The Technical Notes do warn: “Tabulations of deaths of persons with AIDS (Table 7) do not reflect actual counts of deaths reported to the surveillance system. Rather, the estimates are based on numbers of reported deaths, which have been adjusted for delays in reporting”.
The estimates may be based on reported deaths; but if so, then they are very loosely based on them indeed, since they differ by as much as 38% in some age groups, see Table II above. That adjustments from one year to the next are so similar in percentage terms for the various age groups (Table III); that the differences between actual counts and “estimates” vary in such regular fashion with age (Table II); and that the numbers given are “point estimates” all indicate that the estimates are arrived at by means of some sort of overarching algorithm, computer model, or graphical representation, with—presumably—periodic adjustment of some of the assumptions or parameters defining the model. However, when estimates, no matter how derived, are claimed to be “based on numbers of reported deaths”, one expects that the mode of estimating will be progressively refined over the years to bring the estimates closer to the actual numbers.
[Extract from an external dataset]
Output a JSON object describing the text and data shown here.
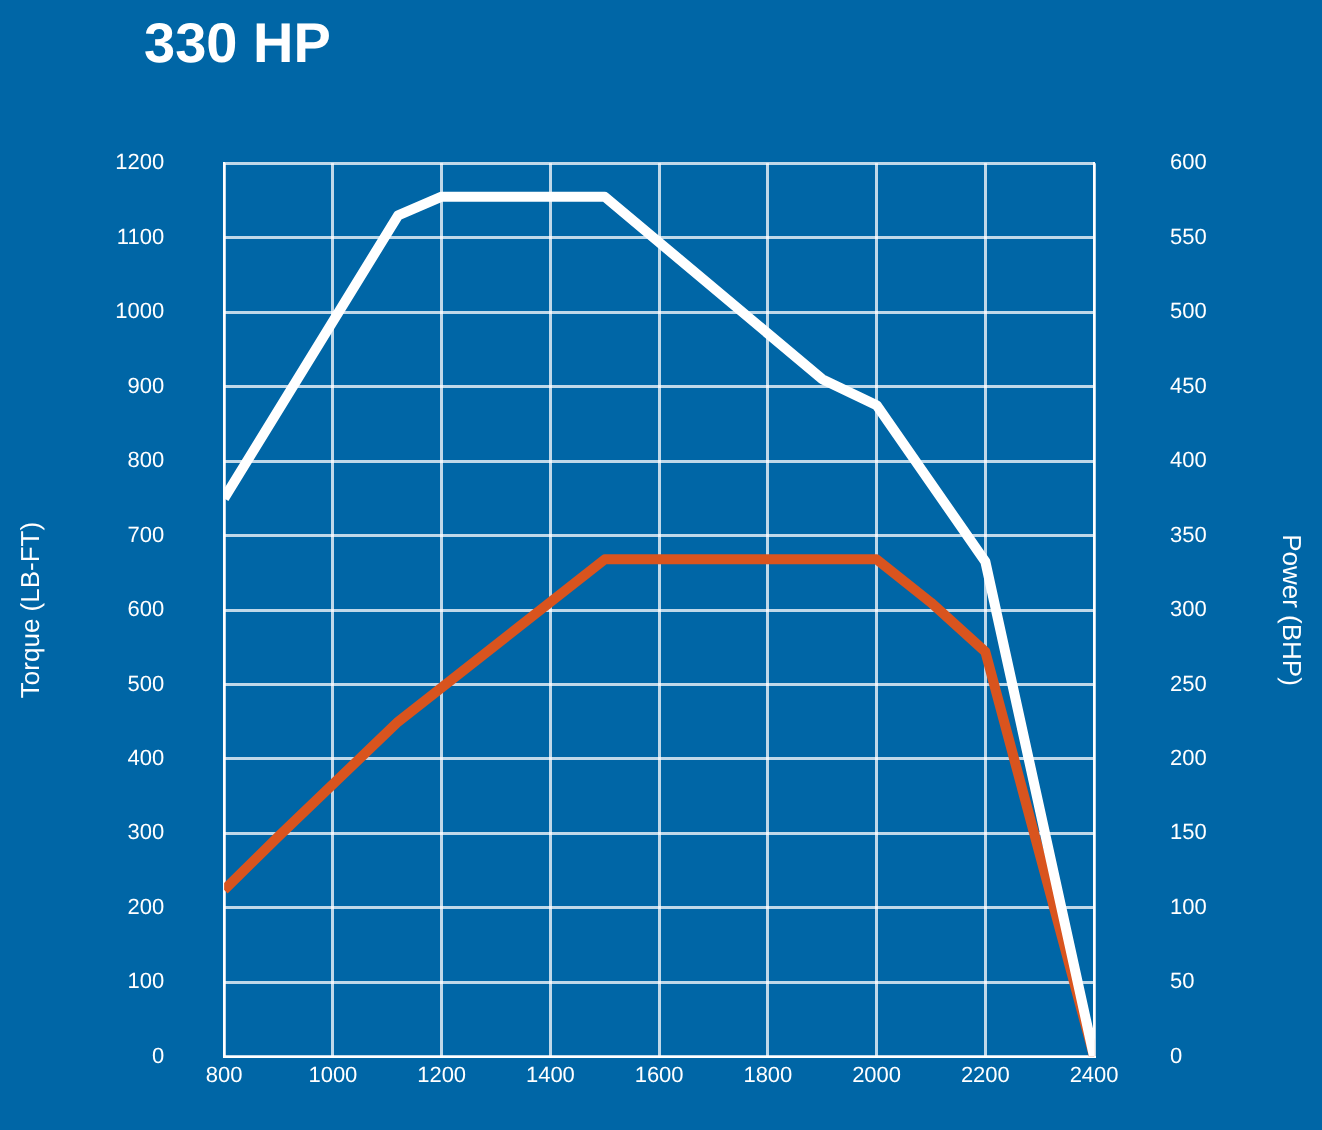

That has evidently not been the case here: estimated “data” for deaths for 2004 are shockingly different from the reports based on death certificates (Table II).
Once again—or rather, as usual—HIV/AIDS “researchers” imply greater accuracy than is warranted. The “point estimates” in Table II differ from year to year by a couple of percent, so the numbers should never be written to more than 3 significant figures. When they differ from actual numbers as much as in Table III, even two significant figures give a false impression.
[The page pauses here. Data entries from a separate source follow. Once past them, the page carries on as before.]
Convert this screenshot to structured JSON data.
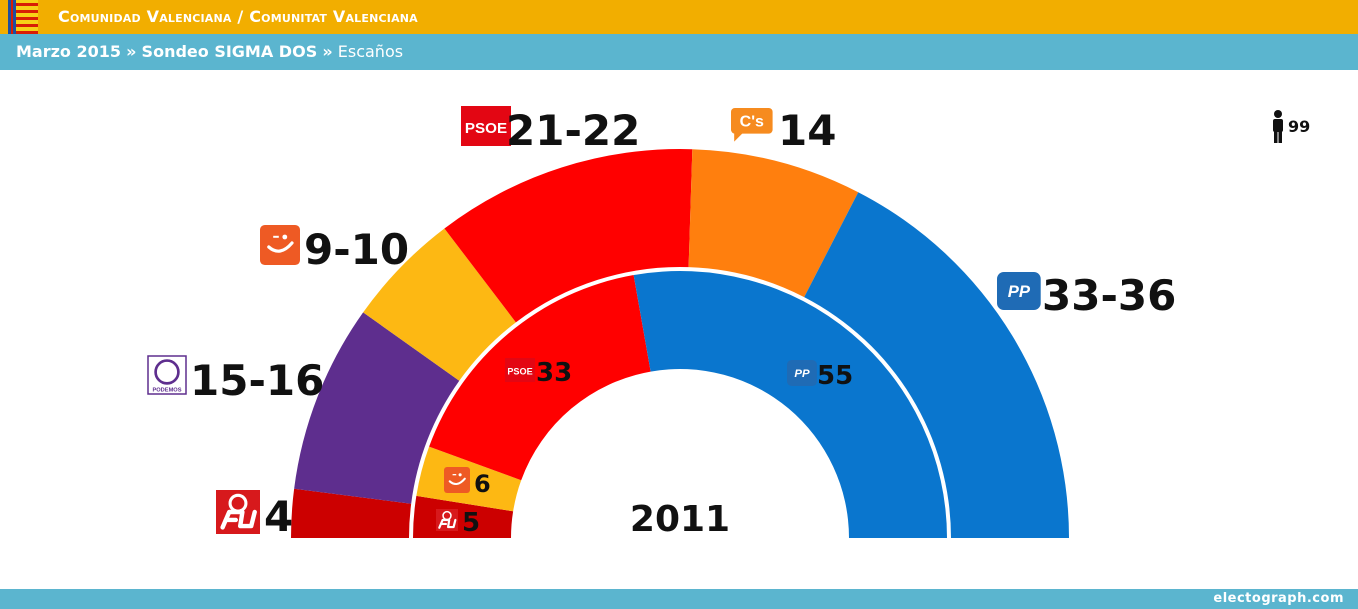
{
  "header": {
    "title": "Comunidad Valenciana / Comunitat Valenciana",
    "breadcrumb_date": "Marzo 2015",
    "breadcrumb_sep": "»",
    "breadcrumb_poll": "Sondeo SIGMA DOS",
    "breadcrumb_metric": "Escaños"
  },
  "footer": {
    "credit": "electograph.com"
  },
  "total_seats": {
    "value": "99",
    "icon": "person-icon"
  },
  "chart_data": [
    {
      "type": "semicircle",
      "ring": "outer",
      "series": [
        {
          "party": "EU",
          "label": "4",
          "value": 4,
          "color": "#CC0000",
          "logo": "eu-logo"
        },
        {
          "party": "Podemos",
          "label": "15-16",
          "value": 15.5,
          "color": "#5E2E8E",
          "logo": "podemos-logo",
          "logo_text": "PODEMOS"
        },
        {
          "party": "Compromís",
          "label": "9-10",
          "value": 9.5,
          "color": "#FDB813",
          "logo": "compromis-logo"
        },
        {
          "party": "PSOE",
          "label": "21-22",
          "value": 21.5,
          "color": "#FF0000",
          "logo": "psoe-logo",
          "logo_text": "PSOE"
        },
        {
          "party": "C's",
          "label": "14",
          "value": 14,
          "color": "#FF7F0E",
          "logo": "cs-logo",
          "logo_text": "C's"
        },
        {
          "party": "PP",
          "label": "33-36",
          "value": 34.5,
          "color": "#0A76CE",
          "logo": "pp-logo",
          "logo_text": "PP"
        }
      ]
    },
    {
      "type": "semicircle",
      "ring": "inner",
      "center_label": "2011",
      "series": [
        {
          "party": "EU",
          "label": "5",
          "value": 5,
          "color": "#CC0000",
          "logo": "eu-logo"
        },
        {
          "party": "Compromís",
          "label": "6",
          "value": 6,
          "color": "#FDB813",
          "logo": "compromis-logo"
        },
        {
          "party": "PSOE",
          "label": "33",
          "value": 33,
          "color": "#FF0000",
          "logo": "psoe-logo",
          "logo_text": "PSOE"
        },
        {
          "party": "PP",
          "label": "55",
          "value": 55,
          "color": "#0A76CE",
          "logo": "pp-logo",
          "logo_text": "PP"
        }
      ]
    }
  ]
}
The overall description at the beginning of the Surveillance Report is also misleading: “Data are presented for cases of HIV infection and AIDS reported to CDC through June 2007. All data are provisional.” Nothing here about “estimates”, and the reader who scans without careful attention to fine-print footnotes and Technical Notes could easily believe—given that numbers are given to four and five significant figures—that these really are “reported” “data”, not computer garbage-output emanating from invalid models. Nor are readers referred to NVSR or HUS; the only mention of either is in the Technical Notes and does not refer to Table 7: “The population denominators used to compute these rates for the 50 states and the District of Columbia were based on official postcensus estimates for 2006 from the U.S. Census Bureau  and bridged-race estimates for 2006 obtained from the National Center for Health Statistics .”
Why would one publish estimates when actual numbers are reported by a sibling unit in the same bureaucracy? After all, death certificates are a legal requirement, and information from them should be as trustworthy as demographic data ever can be. Is it coincidental that the HIV/AIDS specialists always overestimate?